De là, les sites sont à découvrir et investir : l’approche des équipes et le soutien du Grand Paris Express me donneront j’espère les autorisations nécessaires sceller le temps. Des pourtours de la Seine, je connais la puissance des Creux en travaux. Une immensité nue qui m’évoque une peau cicatricielle, et que les engins de chantier viennent excaver, gratter, aplanir. Les couches se révèlent et disparaissent à mesure que le contemporain remet à niveau les sols. Il y a aussi les carrières qui alimentent les chantiers des extensions du métro. La Seine elle-même est ponctionnée. On utilise ses sables jaunes pour des mortiers et bêtons des constructions de la région. Cemex, Lafarge, Bouygues, Colas, Alsthom tous colonisent et s’activent autour de l’épicentre parisien, là où la société du Grand-Paris fait de la décentralisation un point central de son projet.
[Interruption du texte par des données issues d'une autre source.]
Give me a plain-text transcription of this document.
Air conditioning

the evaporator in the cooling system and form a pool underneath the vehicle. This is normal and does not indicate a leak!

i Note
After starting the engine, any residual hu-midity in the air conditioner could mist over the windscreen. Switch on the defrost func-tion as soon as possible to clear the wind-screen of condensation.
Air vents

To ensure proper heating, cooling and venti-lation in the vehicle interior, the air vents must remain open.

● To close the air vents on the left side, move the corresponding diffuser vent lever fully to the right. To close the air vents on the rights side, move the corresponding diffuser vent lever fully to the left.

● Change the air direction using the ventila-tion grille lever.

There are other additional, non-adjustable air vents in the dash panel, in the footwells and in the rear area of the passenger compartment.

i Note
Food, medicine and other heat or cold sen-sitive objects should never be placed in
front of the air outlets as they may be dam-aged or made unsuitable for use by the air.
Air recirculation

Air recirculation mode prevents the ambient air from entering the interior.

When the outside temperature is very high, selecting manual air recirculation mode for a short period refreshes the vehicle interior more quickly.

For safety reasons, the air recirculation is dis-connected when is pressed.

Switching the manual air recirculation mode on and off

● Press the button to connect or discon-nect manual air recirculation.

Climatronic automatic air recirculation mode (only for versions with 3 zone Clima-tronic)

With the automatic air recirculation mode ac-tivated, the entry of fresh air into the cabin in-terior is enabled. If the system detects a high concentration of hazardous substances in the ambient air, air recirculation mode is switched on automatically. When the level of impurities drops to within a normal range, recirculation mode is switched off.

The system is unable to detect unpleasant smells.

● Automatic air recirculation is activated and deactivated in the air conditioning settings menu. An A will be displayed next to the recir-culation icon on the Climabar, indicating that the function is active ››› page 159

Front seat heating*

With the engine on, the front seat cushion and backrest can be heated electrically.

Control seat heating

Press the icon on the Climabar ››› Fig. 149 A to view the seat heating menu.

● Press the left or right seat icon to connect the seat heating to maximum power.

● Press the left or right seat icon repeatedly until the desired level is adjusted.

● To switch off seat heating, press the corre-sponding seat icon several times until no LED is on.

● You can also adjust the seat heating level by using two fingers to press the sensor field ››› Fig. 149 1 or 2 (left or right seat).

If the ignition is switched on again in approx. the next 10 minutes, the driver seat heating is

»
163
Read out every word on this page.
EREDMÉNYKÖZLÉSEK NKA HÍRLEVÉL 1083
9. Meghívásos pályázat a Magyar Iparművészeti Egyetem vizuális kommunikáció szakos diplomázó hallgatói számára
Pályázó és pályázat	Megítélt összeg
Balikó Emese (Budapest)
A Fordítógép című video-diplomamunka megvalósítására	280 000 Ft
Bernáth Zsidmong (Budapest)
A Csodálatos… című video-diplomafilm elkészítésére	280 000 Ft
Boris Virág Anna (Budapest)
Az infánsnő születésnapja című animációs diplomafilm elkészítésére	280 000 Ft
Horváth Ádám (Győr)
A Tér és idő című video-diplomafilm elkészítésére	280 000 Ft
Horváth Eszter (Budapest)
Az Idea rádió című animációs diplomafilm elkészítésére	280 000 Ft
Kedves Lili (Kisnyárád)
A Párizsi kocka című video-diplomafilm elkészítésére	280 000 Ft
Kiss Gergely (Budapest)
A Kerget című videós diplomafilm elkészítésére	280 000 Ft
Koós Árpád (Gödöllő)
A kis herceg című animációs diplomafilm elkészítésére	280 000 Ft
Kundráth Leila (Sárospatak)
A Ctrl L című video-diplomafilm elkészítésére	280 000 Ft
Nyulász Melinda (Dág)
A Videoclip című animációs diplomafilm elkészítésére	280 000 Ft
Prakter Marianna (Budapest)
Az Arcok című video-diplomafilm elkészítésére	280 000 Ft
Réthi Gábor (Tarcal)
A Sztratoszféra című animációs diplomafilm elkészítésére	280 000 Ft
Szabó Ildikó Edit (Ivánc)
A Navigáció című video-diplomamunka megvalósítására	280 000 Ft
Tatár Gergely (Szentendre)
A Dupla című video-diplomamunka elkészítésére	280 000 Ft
Et des flux de matière, encore inconnus pour l’instant, me seront bientôt offerts.
« Le facteur dominant, tout-puissant de l’image du film, c’est le rythme, exprimant la course du temps à l’intérieur du film. » Andreï Tarkovsky.
Ce parcours géologique sera minéral : je compte me rapprocher des matières épaisses, vaporeuses, qui sortent des sols et évoquent le corps de ce territoire, que l’on exploite, que l’on fore. Un corps qu’on ouvre comme pour disséquer ou soigner l’Homme ou l’Animal. Les câbles enfouis, les canalisations, entrailles des villes modernes qu’il faut cacher, détruire à mesure que l’on creuse. Leur créer une peau. Un lieu de roche et de boue, qui m’évoque le vivant et me ramène à la recherche d’érotisme profane à l’œuvre dans mes projets. Ces terrains dénudés, en regard des bâtiments imposants et monumentaux, des bidonvilles et cahutes de fortune, poseront la ville moderne comme un espace de laideur, de violence, autant que d’un possible sublime. Sans oublier que ces bâtiments sont souvent une forme nouvelle donnée aux matériaux extraits des sols voisins. Les machines utilisées, mécaniques et bestiales, les échafaudages et autres grues monumentales, font lien de la terre au bâti. Sont partie prenante de cet Opéra chorégraphique du remodelage de ce corps-espace.
Du rien, à un nouvel urbain. Des particules de poussière au grain de la peau. En effet, ils me renvoient à l’idée du derme photosensible, que j’appelle chair pelliculaire.
Quand la matière même du film s’incarne, rien que le temps d’un geste, qui nous fait glisser de ce qui est représenté, aux formes infinies et inattendues qu’offrent la révélation du support filmique. Des particules d’eau terreuse, du grain de sable, à celui de la pellicule.